As part of this initiative, CSF-Brazil held an environmental economics training March 9-12, 2020. The workshop was held at Riomar Hotel in Macapá and attended by 20 members of the state planning department, the state environment department, Embrapa (Empresa Brasileira de Pesquisa Agropecuária, Brazilian Agricultural Research Corporation), university professors, federal environmental inspection agencies and indigenous representatives. 
 
The goal of the course was to give participants an understanding of how to use economic tools to make decisions about the importance of environmental services and their environmental economic value in decision making. The training also covered the use of policy and program analysis indicators, the use of cost benefit analysis and potential sources of financing for Amapá’s state strategy.
 
Participants enthusiastically participated in the interactive sessions, such as the public good exercise in which they sought to demonstrate the existing market failures with the overexploitation of goods and services.
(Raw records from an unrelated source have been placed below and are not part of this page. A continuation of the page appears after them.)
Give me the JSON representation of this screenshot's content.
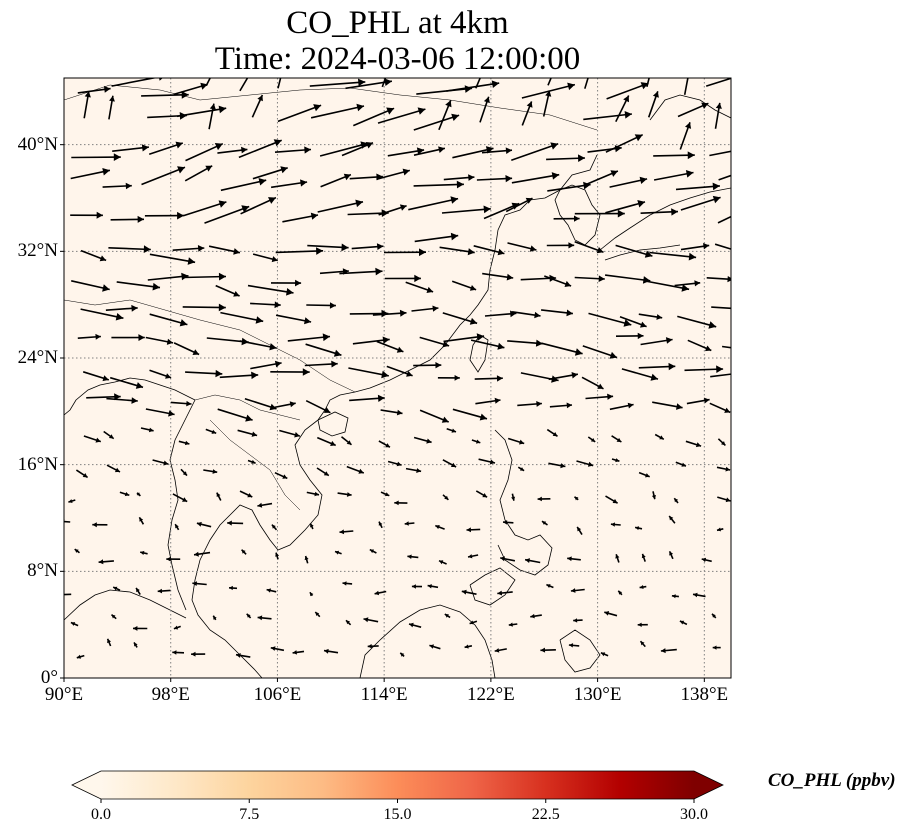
{
  "title": {
    "line1": "CO_PHL at 4km",
    "line2": "Time: 2024-03-06 12:00:00"
  },
  "map": {
    "projection": "PlateCarree",
    "lon_range": [
      90,
      140
    ],
    "lat_range": [
      0,
      45
    ],
    "gridlines": true,
    "gridline_style": "dotted gray",
    "lat_ticks": [
      {
        "value": 0,
        "label": "0°"
      },
      {
        "value": 8,
        "label": "8°N"
      },
      {
        "value": 16,
        "label": "16°N"
      },
      {
        "value": 24,
        "label": "24°N"
      },
      {
        "value": 32,
        "label": "32°N"
      },
      {
        "value": 40,
        "label": "40°N"
      }
    ],
    "lon_ticks": [
      {
        "value": 90,
        "label": "90°E"
      },
      {
        "value": 98,
        "label": "98°E"
      },
      {
        "value": 106,
        "label": "106°E"
      },
      {
        "value": 114,
        "label": "114°E"
      },
      {
        "value": 122,
        "label": "122°E"
      },
      {
        "value": 130,
        "label": "130°E"
      },
      {
        "value": 138,
        "label": "138°E"
      }
    ],
    "background_fill_color": "#fff5eb",
    "coastline_color": "#000000",
    "wind_vector_color": "#000000"
  },
  "colorbar": {
    "label": "CO_PHL (ppbv)",
    "colormap": "OrRd",
    "min": 0.0,
    "max": 30.0,
    "extend": "both",
    "ticks": [
      "0.0",
      "7.5",
      "15.0",
      "22.5",
      "30.0"
    ],
    "colors": [
      "#fff7ec",
      "#fee8c8",
      "#fdd49e",
      "#fdbb84",
      "#fc8d59",
      "#ef6548",
      "#d7301f",
      "#b30000",
      "#7f0000"
    ]
  }
}
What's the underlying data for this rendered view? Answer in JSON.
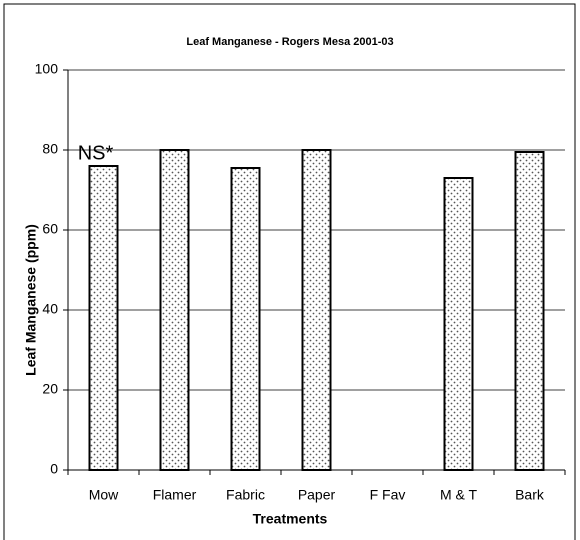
{
  "chart_data": {
    "type": "bar",
    "title": "Leaf Manganese - Rogers Mesa 2001-03",
    "xlabel": "Treatments",
    "ylabel": "Leaf Manganese (ppm)",
    "categories": [
      "Mow",
      "Flamer",
      "Fabric",
      "Paper",
      "F Fav",
      "M & T",
      "Bark"
    ],
    "values": [
      76,
      80,
      75.5,
      80,
      null,
      73,
      79.5
    ],
    "annotation": "NS*",
    "ylim": [
      0,
      100
    ],
    "yticks": [
      0,
      20,
      40,
      60,
      80,
      100
    ],
    "grid": true
  }
}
The next step of this initiative is to hold meetings with various stakeholders and partners including the government, academic and scientific agencies, the private sector, and civil society including indigenous peoples, farmers, traditional communities and other interested parties in order to develop a proposal for the legal framework necessary for the implementation of SECISA and an action plan for its dissemination. 

This project is being conducted in partnership with BVRio and Ecosecurities as part of a project implemented by Conservation International funded by UNDP.